Among the Chinese writers participating in the festival was Dōng Lái 东来, a novelist currently living in Shanghai and known for her unconventional writing style. Her most recent novel, The Year of Miracles (奇迹之年), was selected among 4,000 Chinese works as the winner of the second 2021 Page One Literary Award, a biannual competition intended to accelerate discovery and readership of emerging literature. 

The cover of Dong Lai’s The Year of Miracles. Source: Jindong.

At one of the festival events titled A Sense of Place, Dong, who has no formal training in writing,  explained that she labels her writing style “wild,” stating, “My ideas are cluttered and messy. I put it all into my novels.” 

Having grown up in the 1990s, Dong’s writing is heavily influenced by the social changes that accompanied China’s rapid growth and urbanization. “Both geographically and psychologically, I’ve always been in this state of flux,” she said. “Movement and migration have been a constant for the first 30 years of my life.”

The Year of Miracles is a collection of five short stories that, she said, “don’t need to be read together under one clear theme.” However, the novel has the “common thread of uncertainty and migration” that is drawn together through magical realism. 

Dong’s evocation of the post-’90s urbanization era has been well received by Chinese readers. A book review on popular culture website Douban (in Chinese) commented how the short stories constructed a space where “the past and present are the vertical, and the destined connection between people is the horizontal.”

Because of the festival’s theme, many of the authors discussed how their gender impacts their writing. The organizer, Xie, commented that they took care to bring diverse opinions to the table. While some authors, she said, are feminists who have engaged with gender studies and writing on social issues, others “don’t try to fight for anything specific.” Instead, she said, they “just write about humans regardless of their gender.”

In one of the festival interviews, Dong said she had previously featured many strong male characters as protagonists in her work before realizing that the habit was heavily influenced by her own desire to be accepted by men in society. She reflected on how she would actively try to hide her gender to her audience, and how it would often come as a shock to critics and readers when they found out she was a woman.

“I was influenced by society, by what women are supposed to be, and how female writers are meant to write about women,” Dong said.
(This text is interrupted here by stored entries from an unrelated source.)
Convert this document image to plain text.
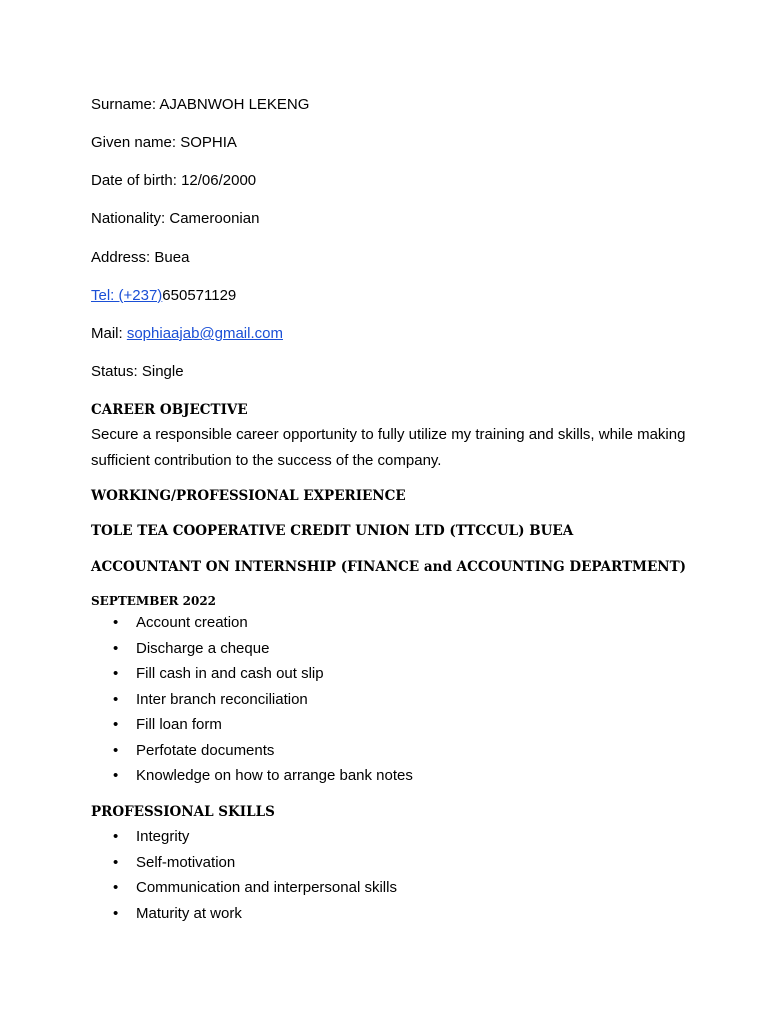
Surname: AJABNWOH LEKENG
Given name: SOPHIA
Date of birth: 12/06/2000
Nationality: Cameroonian
Address: Buea
Tel: (+237)650571129
Mail: sophiaajab@gmail.com
Status: Single
CAREER OBJECTIVE
Secure a responsible career opportunity to fully utilize my training and skills, while making sufficient contribution to the success of the company.
WORKING/PROFESSIONAL EXPERIENCE
TOLE TEA COOPERATIVE CREDIT UNION LTD (TTCCUL) BUEA
ACCOUNTANT ON INTERNSHIP (FINANCE and ACCOUNTING DEPARTMENT)
SEPTEMBER 2022
• Account creation
• Discharge a cheque
• Fill cash in and cash out slip
• Inter branch reconciliation
• Fill loan form
• Perfotate documents
• Knowledge on how to arrange bank notes
PROFESSIONAL SKILLS
• Integrity
• Self-motivation
• Communication and interpersonal skills
• Maturity at work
After she realized how this perspective influenced her writing, she became more critical about her gender, its position in Chinese society, and how she portrays women in her work. 

Another author at the festival, Zhāng Lì 张莉, in 2019 conducted a survey investigating gender in modern Chinese writing (我们时代的性别观调查). She found that while there has been a significant increase in female writers over the last century, there is still not equitable representation of women in literature. She elaborated, “Not every writer can show their gender perspective completely in their works.”

Zhang Li speaking on the Literary Festival’s livestream.

At the event Our Time, Our Gender, Zhang discussed the history of women writers in China. Although female authors have always existed, she explained, it was only during the May Fourth Movement, a century ago, when women started publishing their works under their true names. “They began using women’s voices and perspectives,” she said, “they wrote from a women’s point of view.”

The idea that female literary characters need to be written by female authors was a topic widely discussed at the festival. “Many women don’t think the portrayal of real female characters can be done by male writers,” Xie commented. 

Despite male authors having written female characters for such a long time, those characters are born out of the male experience of how they desire women to be, Xie said. “Those female characters are based on extreme fantasy and imagination,” Xie observed, “they do not exist.”

The 6th EU-China Literary Festival concluded on December 19. Most of the events can be streamed with Chinese and English subtitles.